I love the internet, and I love having it in my pocket. I love having access to nearly all the information there is in the world. It is truly mind boggling to think that to children being born today, this is the default.
But I worry that, as is so often the case, we rush into the technology without taking the time to see how it affects us. This is a theme I am sure I will return to – I can’t help it. Despite my recently professed love for the internet, I can be very much the luddite.
It is wonderful that we can access so much information. But the flip side is that there is simply too much information for any one human brain to handle and so it becomes necessary to filter the information we do consume.
This leads to the kind of dialogue we currently have in the world where people aren’t even speaking from the same set of facts when trying to solve problems. Where one’s views never need to be challenged and where you can always find an expert with a website to validate your preconceived notions about the world.
What this requires, I think, is a new sort of Renaissance Man. One who knows where he stands in the world, but is not afraid of broadening his horizons. One who visits Tricycle, The Longing Soul, and Richard Dawkins. One who reads the editorials in The New York Times and The Wall Street Journal.

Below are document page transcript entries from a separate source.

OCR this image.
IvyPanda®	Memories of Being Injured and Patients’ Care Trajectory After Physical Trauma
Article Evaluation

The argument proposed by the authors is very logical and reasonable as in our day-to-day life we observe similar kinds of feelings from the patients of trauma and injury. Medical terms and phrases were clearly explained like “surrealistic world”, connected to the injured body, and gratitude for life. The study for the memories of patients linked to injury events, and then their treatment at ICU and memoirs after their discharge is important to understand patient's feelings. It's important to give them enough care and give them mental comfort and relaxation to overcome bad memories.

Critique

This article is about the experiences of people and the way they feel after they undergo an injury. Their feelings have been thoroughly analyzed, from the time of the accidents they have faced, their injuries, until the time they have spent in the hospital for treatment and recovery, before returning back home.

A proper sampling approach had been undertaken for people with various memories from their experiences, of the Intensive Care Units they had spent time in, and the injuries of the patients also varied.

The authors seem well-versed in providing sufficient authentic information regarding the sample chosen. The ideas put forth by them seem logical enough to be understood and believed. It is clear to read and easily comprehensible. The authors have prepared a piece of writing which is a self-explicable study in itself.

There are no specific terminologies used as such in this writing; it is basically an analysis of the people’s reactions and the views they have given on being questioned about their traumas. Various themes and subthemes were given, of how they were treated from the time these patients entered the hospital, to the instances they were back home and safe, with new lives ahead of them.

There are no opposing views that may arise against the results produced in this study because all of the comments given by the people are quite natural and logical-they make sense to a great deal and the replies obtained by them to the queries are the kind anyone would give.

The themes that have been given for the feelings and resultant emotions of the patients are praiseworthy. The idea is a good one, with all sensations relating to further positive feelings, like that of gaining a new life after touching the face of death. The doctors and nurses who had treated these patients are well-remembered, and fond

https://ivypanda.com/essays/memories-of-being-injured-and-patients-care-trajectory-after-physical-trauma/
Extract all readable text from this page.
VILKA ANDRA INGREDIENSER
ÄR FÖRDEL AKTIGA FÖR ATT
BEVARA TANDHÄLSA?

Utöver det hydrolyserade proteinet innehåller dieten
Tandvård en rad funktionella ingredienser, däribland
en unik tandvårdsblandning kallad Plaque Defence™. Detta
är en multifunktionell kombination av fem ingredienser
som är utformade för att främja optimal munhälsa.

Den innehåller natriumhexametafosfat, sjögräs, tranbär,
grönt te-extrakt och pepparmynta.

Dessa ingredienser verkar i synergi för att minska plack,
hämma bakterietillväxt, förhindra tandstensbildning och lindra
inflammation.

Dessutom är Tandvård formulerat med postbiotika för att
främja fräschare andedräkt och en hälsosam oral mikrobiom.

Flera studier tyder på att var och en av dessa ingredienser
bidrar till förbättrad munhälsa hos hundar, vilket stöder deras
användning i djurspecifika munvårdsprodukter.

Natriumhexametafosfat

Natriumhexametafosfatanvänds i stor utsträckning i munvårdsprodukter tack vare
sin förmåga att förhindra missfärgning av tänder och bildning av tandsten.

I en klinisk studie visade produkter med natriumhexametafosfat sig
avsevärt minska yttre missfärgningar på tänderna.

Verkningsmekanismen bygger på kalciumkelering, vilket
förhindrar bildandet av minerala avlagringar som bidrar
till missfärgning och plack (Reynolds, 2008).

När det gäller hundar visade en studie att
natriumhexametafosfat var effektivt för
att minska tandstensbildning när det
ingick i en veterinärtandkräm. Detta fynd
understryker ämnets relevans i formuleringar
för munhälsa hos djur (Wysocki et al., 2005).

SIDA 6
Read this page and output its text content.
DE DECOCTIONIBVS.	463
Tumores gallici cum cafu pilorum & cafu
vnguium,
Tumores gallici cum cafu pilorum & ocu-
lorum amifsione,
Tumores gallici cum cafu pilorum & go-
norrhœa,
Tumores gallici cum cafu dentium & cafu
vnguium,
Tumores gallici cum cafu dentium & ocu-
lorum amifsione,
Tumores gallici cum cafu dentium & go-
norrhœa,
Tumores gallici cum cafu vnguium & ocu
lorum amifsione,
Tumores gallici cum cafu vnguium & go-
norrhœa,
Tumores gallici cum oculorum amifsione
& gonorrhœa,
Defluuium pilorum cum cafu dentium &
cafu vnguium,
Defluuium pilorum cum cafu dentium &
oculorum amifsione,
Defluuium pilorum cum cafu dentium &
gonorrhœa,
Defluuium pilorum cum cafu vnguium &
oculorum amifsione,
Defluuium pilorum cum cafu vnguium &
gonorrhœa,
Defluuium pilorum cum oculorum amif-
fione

The world is a bigger and more complicated place than we will ever know, and that is fine. It is bigger and more complicated than any one ideology, philosophy, or religion can encompass. It is certainly bigger and more complicated than you think, no matter how sure of yourself you may be.
Best to explore it a bit. Seek out uncertainty. And be nice to one another in message boards. Because, as with all technology, it will be a force for good or bad depending on how we use it.